Alan StorkeyI first heard Alan Storkey give a talk about the arms trade in 2010, at a WYSOCS event, and it had a deep effect on me. He made me realise something that should have been obvious: that sales of weapons are not only an extremely good way of making money, but also an extremely good way of building up tension between nations, and ultimately of causing wars. ‘Weapons cause wars,’ as he puts it.

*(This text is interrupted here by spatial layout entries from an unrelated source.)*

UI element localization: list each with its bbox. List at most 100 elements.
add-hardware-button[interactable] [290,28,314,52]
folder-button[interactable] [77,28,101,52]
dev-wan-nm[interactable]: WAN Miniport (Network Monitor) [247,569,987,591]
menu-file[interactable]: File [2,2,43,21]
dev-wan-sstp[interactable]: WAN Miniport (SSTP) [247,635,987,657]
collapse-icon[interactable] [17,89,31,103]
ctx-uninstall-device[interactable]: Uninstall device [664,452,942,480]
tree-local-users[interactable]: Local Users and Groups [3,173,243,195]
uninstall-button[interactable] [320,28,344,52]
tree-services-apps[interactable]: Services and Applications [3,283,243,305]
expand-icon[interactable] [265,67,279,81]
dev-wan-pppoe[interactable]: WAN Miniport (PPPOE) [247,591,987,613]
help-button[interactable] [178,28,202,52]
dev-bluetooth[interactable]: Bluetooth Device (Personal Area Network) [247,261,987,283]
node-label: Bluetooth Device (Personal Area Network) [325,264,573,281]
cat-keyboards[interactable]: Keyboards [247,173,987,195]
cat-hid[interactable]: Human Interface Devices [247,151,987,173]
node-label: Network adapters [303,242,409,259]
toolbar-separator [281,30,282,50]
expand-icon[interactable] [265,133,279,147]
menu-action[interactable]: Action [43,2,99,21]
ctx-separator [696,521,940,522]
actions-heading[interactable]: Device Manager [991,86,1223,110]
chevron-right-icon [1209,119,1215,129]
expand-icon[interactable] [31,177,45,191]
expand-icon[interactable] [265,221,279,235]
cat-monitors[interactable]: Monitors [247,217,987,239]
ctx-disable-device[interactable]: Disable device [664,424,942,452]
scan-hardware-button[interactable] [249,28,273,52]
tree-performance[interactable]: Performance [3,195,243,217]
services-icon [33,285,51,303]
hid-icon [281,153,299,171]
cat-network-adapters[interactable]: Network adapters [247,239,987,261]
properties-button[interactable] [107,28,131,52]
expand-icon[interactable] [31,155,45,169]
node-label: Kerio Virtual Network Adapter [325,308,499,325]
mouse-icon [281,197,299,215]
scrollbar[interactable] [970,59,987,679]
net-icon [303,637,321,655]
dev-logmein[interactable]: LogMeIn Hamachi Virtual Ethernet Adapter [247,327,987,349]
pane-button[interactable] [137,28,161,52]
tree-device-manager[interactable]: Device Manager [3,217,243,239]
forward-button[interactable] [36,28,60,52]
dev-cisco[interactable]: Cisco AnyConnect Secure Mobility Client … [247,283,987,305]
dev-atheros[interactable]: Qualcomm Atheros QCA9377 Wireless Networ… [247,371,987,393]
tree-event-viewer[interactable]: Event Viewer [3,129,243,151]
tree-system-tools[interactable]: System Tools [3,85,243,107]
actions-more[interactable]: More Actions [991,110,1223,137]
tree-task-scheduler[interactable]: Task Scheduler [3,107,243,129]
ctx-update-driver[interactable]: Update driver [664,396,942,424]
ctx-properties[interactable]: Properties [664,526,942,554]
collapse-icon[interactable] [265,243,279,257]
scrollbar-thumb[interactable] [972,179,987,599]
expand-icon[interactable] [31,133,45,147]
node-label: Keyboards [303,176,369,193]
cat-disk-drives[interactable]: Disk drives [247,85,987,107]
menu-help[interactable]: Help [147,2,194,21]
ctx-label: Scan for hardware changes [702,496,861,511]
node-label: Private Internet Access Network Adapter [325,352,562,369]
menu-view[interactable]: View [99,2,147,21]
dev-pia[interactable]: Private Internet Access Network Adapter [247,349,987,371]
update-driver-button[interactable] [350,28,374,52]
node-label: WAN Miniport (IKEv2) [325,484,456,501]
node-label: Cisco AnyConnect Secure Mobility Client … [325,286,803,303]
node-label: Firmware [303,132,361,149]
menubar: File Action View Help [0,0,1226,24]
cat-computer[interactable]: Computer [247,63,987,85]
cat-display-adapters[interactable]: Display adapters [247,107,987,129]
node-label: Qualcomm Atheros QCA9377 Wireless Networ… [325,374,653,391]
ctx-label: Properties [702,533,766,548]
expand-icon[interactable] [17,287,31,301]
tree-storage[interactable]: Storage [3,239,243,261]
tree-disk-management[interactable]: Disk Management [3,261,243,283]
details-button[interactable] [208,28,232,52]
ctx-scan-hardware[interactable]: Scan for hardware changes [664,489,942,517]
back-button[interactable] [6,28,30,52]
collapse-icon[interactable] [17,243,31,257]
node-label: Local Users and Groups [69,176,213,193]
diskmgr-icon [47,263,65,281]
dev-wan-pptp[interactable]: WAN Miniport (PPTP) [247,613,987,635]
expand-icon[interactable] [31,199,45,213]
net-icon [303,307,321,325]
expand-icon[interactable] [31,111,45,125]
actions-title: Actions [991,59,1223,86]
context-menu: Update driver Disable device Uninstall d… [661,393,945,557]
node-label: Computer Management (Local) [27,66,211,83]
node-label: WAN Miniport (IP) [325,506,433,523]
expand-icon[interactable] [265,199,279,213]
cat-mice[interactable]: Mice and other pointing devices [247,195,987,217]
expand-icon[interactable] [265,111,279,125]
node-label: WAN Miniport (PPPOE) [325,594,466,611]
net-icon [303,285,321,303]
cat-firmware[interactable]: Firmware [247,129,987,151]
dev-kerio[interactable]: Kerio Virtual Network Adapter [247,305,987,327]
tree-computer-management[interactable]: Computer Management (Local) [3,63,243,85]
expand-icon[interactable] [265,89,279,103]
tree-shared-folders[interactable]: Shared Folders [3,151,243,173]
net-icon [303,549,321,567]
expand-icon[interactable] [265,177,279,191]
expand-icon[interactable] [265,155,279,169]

Alan spoke recently at the London Institute for Contemporary Christianity (LICC) on the causes of the First World War. The video is embedded below, and there is a related website: Why World War One? The long Failure of Western Arms. His basic point is that an arms race, stimulated by various arms manufacturers, was largely responsible for the outbreak of war. This is clearly expressed in the following quote by Sir Edward Grey, who was British Foreign Secretary from 1905 to 1916 (18 minutes into the video):

The enormous growth of armaments in Europe, the sense of insecurity and fear caused by them — it was these that made war inevitable. This, it seems to me, is the truest reading of history, and the lesson that the present should be learning from the past in the interests of future peace, the warning to be handed on to those who come after us.

The tragedy of the Second World War is that they didn’t learn that lesson. And the tragedy of today is that we still haven’t learned that lesson. Apparently, in Iraq, ISIS is ‘fighting with hundreds of millions of dollars of U.S. military equipment seized from the Iraqi Army who abandoned it’ (also see here).

‘Those who take the sword will perish by the sword,’ as Jesus said.

Does this bother you? I hope it does. If so, can I urge you to sign Alan’s petition calling for world multilateral disarmament?

Arms still cause wars and the time has come to close down the biggest failed experiment in modern history — the idea that arms make us safe. It is disarming that makes us safe and we should start it soon.